66. Someone Like Me

66 7 38
                                    

A/N: My partner genuinely broke the bumper off my car somehow before leaving it, and they "don't remember how it happened," so I'm just staring at it angrily trying to figure out if it's a duct tape solution type of job. I want to scream into an endless abyss. Enjoy an update while I just sit here stewing about it.
I wrote and rewrote and edited this chapter so many times. It literally looks nothing like the first version. That's why I write chapters several days before they are ever posted, because this took multiple days to be what I wanted it to be.
Also the final round of edits on it were not sober edits, RIP for the typos lol
______________

Harry's POV

I'd just quit.

What was I thinking? Was I insane? I had to be insane? After all that... after everything Louis had done for me... I'd literally just done that.

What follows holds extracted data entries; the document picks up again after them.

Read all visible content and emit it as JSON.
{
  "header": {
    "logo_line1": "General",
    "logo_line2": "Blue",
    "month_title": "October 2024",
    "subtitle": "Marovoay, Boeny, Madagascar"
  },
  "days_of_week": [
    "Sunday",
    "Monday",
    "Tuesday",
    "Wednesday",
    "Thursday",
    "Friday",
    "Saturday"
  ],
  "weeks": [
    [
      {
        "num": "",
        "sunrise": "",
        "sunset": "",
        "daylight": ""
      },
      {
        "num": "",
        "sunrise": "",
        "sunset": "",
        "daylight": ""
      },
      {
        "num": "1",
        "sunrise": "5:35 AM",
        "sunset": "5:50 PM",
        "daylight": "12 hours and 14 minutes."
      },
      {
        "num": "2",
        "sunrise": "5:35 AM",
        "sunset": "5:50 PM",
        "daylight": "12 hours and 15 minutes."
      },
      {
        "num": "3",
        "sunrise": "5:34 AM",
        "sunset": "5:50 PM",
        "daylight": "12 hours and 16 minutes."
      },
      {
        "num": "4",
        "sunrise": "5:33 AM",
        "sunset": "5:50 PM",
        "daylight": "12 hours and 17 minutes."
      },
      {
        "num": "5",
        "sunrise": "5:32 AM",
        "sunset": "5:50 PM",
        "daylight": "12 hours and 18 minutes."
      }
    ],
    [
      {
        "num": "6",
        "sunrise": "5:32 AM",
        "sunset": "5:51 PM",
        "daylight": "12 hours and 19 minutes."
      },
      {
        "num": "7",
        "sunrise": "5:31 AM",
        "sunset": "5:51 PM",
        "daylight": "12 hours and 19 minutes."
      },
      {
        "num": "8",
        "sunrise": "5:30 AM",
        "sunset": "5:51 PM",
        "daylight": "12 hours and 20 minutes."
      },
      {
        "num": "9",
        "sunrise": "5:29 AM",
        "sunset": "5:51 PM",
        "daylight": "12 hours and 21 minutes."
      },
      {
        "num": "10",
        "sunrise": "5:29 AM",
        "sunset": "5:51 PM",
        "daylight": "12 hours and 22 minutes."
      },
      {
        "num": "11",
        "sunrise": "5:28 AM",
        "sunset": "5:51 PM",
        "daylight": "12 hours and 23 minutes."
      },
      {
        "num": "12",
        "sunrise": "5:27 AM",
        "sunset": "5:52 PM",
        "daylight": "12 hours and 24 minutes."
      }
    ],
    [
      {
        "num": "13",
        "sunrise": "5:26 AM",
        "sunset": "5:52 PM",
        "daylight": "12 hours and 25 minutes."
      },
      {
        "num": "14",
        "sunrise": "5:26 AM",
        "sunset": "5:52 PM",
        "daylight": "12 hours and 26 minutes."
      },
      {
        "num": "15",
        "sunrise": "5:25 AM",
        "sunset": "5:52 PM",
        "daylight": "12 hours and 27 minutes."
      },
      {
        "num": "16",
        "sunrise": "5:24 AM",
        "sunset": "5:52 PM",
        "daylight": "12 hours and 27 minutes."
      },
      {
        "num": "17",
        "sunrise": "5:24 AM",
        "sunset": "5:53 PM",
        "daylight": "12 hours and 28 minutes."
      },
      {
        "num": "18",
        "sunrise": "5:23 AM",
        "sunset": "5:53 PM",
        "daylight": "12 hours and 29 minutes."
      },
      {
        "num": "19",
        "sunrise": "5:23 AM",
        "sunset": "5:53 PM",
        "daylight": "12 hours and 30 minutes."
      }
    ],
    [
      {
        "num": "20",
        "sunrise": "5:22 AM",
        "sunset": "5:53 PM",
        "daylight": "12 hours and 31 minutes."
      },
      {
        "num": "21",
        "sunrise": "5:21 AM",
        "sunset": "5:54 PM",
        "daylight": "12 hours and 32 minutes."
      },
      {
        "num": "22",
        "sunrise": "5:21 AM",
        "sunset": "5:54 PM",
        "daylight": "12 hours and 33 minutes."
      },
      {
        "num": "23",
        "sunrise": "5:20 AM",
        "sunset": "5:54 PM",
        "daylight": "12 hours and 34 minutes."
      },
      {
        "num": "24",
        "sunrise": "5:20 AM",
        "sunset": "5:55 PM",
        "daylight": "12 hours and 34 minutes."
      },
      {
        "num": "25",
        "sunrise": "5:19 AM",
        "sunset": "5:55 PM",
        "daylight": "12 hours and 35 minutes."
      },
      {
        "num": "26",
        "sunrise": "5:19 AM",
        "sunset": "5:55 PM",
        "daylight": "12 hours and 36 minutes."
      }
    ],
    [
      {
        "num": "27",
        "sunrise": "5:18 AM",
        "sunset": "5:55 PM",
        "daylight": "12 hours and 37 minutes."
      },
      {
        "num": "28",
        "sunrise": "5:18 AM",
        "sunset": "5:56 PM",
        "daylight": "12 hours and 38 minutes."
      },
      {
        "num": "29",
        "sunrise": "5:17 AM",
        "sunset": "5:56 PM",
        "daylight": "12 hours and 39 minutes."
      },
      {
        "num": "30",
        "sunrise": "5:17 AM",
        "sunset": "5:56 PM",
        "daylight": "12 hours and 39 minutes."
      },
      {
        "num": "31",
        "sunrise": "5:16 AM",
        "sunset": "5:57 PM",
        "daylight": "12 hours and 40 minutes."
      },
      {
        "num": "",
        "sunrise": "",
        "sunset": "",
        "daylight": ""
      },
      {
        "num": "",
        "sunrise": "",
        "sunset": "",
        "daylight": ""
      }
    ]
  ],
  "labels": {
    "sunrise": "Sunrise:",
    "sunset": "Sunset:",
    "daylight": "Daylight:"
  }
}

It didn't feel real by the time I'd made it out of the lobby. Even with the adrenaline still coursing through my body, it still didn't feel real. Not even the security trailing behind me, no doubt making sure I left, felt real. It all felt like a dream.

Throwing my badge back at the closed glass doors behind me didn't feel real either, but I still did it as hard as I could. It hit with an unsatisfying clatter, but I didn't even stop to watch it. I just kept storming away from the building.

I just quit.

No more label. No more Harry Styles the superstar. Well, that was a little dramatic. I was still me. Wasn't that the whole thing we'd been talking about in therapy? Wasn't that the very thing I was supposed to be working on? I was sure we'd talked about something similar. I'd have been able to recall it if not for the way that my brain was spinning.

I kept on across the parking lot with the same angry adrenaline. This had been a very sudden decision. There wasn't much of a plan.

I hadn't been treated right by the label on Friday. I was regularly not treated right (that's just how the music business worked), but I'd really not been treated right on Friday. I knew that with a new clarity all the sudden. I deserved better. I shouldn't have ever been put in that position.

Then Melvin had said that, and I'd just snapped. I'd snapped like a rubber band held too tight until all of the fibers gave out at once. It was loud. It was ugly. I couldn't take it back.

Melvins use of that stupid word wasn't even that bad. Was I just overreacting? Louis seemed sure that I wasn't. He seemed kind of in awe of me actually.

I started pacing my way down the street. Louis had yelled at me to call Naomi, and in a corner of my brain, I knew that's exactly what I should have been doing, but I just kept walking. The streets were familiar. I hadn't walked that way in a very long time, at least not sober. I'd been high all the times I'd walked home the previous month.

I'd managed to make a whole album while on drugs, but I couldn't get through an single argument with Melvin sober. That was so pathetic. Louis had literally bent over backwards to make sure I could have a career despite my issues, and I'd just shit all over it infront of him.

As the adrenaline faded in to the autumn breeze, I started to feel more panicked. What I'd just done wasn't something I could take back. I'd messed up badly. I had no idea what happened next, but what I did know was that my heart was beating faster, and my brain was speeding up. My fingertips started to feel numb with anxiety.

Get high.

That wasn't a nice voice. It was pervasive and ever present, looking for moments of weakness so slip the suggestion in. I was definitely weak at the moment. Life changes were big triggers, and ending my contract infront of everyone like that was kind of a huge life change.